Bien sûr puisqu'un jour à Vienne, j'ai fait l'expérience de rester à la fin de la pièce dans le noir en attendant - j'avais fait un pari avec un ami - exactement autant de temps que je voulais jusqu'à ce que je décide que le public applaudisse. Et ça a marché: les gens ont applaudi exactement quand je voulais. Je crois qu0il n'y a pas de mystère, c'est une question d'intention, de communication avec le public. Je parle du théâtre, parce qu'au cinéma ça n'existe pas.

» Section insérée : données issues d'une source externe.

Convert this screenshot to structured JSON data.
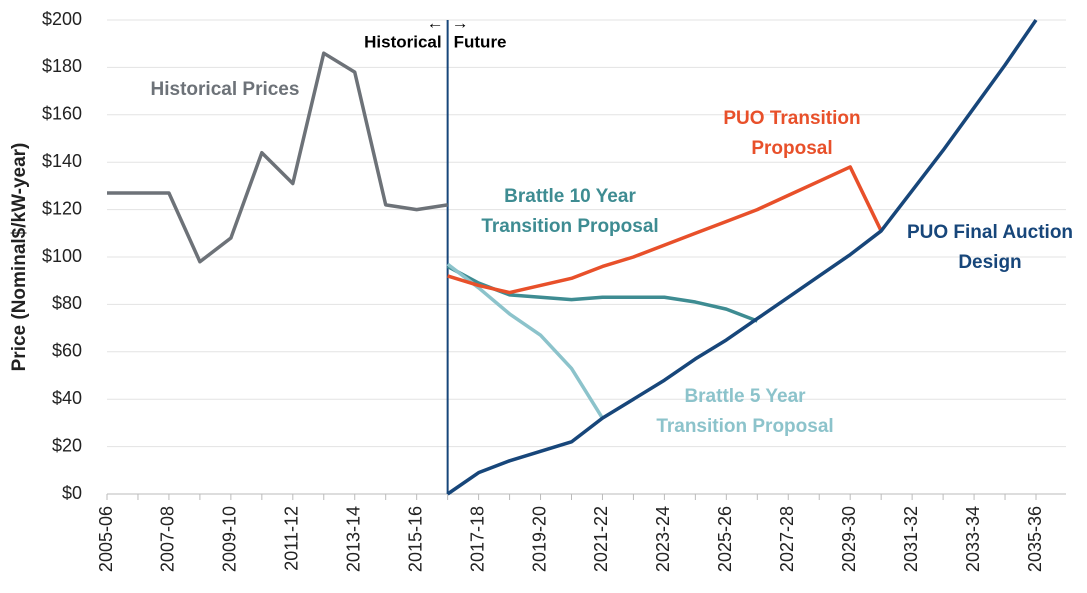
{
  "chart_data": {
    "type": "line",
    "ylabel": "Price (Nominal$/kW-year)",
    "categories": [
      "2005-06",
      null,
      "2007-08",
      null,
      "2009-10",
      null,
      "2011-12",
      null,
      "2013-14",
      null,
      "2015-16",
      null,
      "2017-18",
      null,
      "2019-20",
      null,
      "2021-22",
      null,
      "2023-24",
      null,
      "2025-26",
      null,
      "2027-28",
      null,
      "2029-30",
      null,
      "2031-32",
      null,
      "2033-34",
      null,
      "2035-36"
    ],
    "series": [
      {
        "name": [
          "Historical Prices"
        ],
        "color": "#6d7278",
        "values": [
          127,
          127,
          127,
          98,
          108,
          144,
          131,
          186,
          178,
          122,
          120,
          122,
          null,
          null,
          null,
          null,
          null,
          null,
          null,
          null,
          null,
          null,
          null,
          null,
          null,
          null,
          null,
          null,
          null,
          null,
          null
        ]
      },
      {
        "name": [
          "Brattle 10 Year",
          "Transition Proposal"
        ],
        "color": "#3e8c92",
        "values": [
          null,
          null,
          null,
          null,
          null,
          null,
          null,
          null,
          null,
          null,
          null,
          96,
          89,
          84,
          83,
          82,
          83,
          83,
          83,
          81,
          78,
          73,
          null,
          null,
          null,
          null,
          null,
          null,
          null,
          null,
          null
        ]
      },
      {
        "name": [
          "Brattle 5 Year",
          "Transition Proposal"
        ],
        "color": "#8cc3cb",
        "values": [
          null,
          null,
          null,
          null,
          null,
          null,
          null,
          null,
          null,
          null,
          null,
          97,
          87,
          76,
          67,
          53,
          32,
          null,
          null,
          null,
          null,
          null,
          null,
          null,
          null,
          null,
          null,
          null,
          null,
          null,
          null
        ]
      },
      {
        "name": [
          "PUO Transition",
          "Proposal"
        ],
        "color": "#e8502a",
        "values": [
          null,
          null,
          null,
          null,
          null,
          null,
          null,
          null,
          null,
          null,
          null,
          92,
          88,
          85,
          88,
          91,
          96,
          100,
          105,
          110,
          115,
          120,
          126,
          132,
          138,
          111,
          null,
          null,
          null,
          null,
          null
        ]
      },
      {
        "name": [
          "PUO Final Auction",
          "Design"
        ],
        "color": "#17467a",
        "values": [
          null,
          null,
          null,
          null,
          null,
          null,
          null,
          null,
          null,
          null,
          null,
          0,
          9,
          14,
          18,
          22,
          32,
          40,
          48,
          57,
          65,
          74,
          83,
          92,
          101,
          111,
          128,
          145,
          163,
          181,
          200
        ]
      }
    ],
    "divider": {
      "index": 11,
      "left": "Historical",
      "right": "Future",
      "left_arrow": "←",
      "right_arrow": "→"
    },
    "ylim": [
      0,
      200
    ],
    "yticks": [
      {
        "value": 0,
        "label": "$0"
      },
      {
        "value": 20,
        "label": "$20"
      },
      {
        "value": 40,
        "label": "$40"
      },
      {
        "value": 60,
        "label": "$60"
      },
      {
        "value": 80,
        "label": "$80"
      },
      {
        "value": 100,
        "label": "$100"
      },
      {
        "value": 120,
        "label": "$120"
      },
      {
        "value": 140,
        "label": "$140"
      },
      {
        "value": 160,
        "label": "$160"
      },
      {
        "value": 180,
        "label": "$180"
      },
      {
        "value": 200,
        "label": "$200"
      }
    ],
    "grid": true
  }
}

Pour vous répondre quant aux "satisfactions", je peux seulement vous dire que je remercie Dieu. Si vous êtes acteur et que vous avez du succès - et c'est lié car si vous avez du talent, vous avez du succès - vous devez remercier Dieu de ne pas être laveur dans un pissoir, prisonnier ou ouvrier à la chaîne. Mais vous ne pouvez pas dire que cela vous rende "heureux", non... Tout ce que je peux vous dire, c'est qu'il m'est arrivé de voir l'âme du spectateur du premier rang au théâtre et que, là, j'ai remercié ce spectateur à ce moment. Mais c'est un instant si fugitif, qui passe si vite... Non, vraiment, je peux seulement vous répondre en reprenant la phrase de la grande Oulanova qui a dit: "Cette gloire, cette lumière, comment trouver cela merveilleux s'il y a un petit garçon qui crève à quatre pas de vous..."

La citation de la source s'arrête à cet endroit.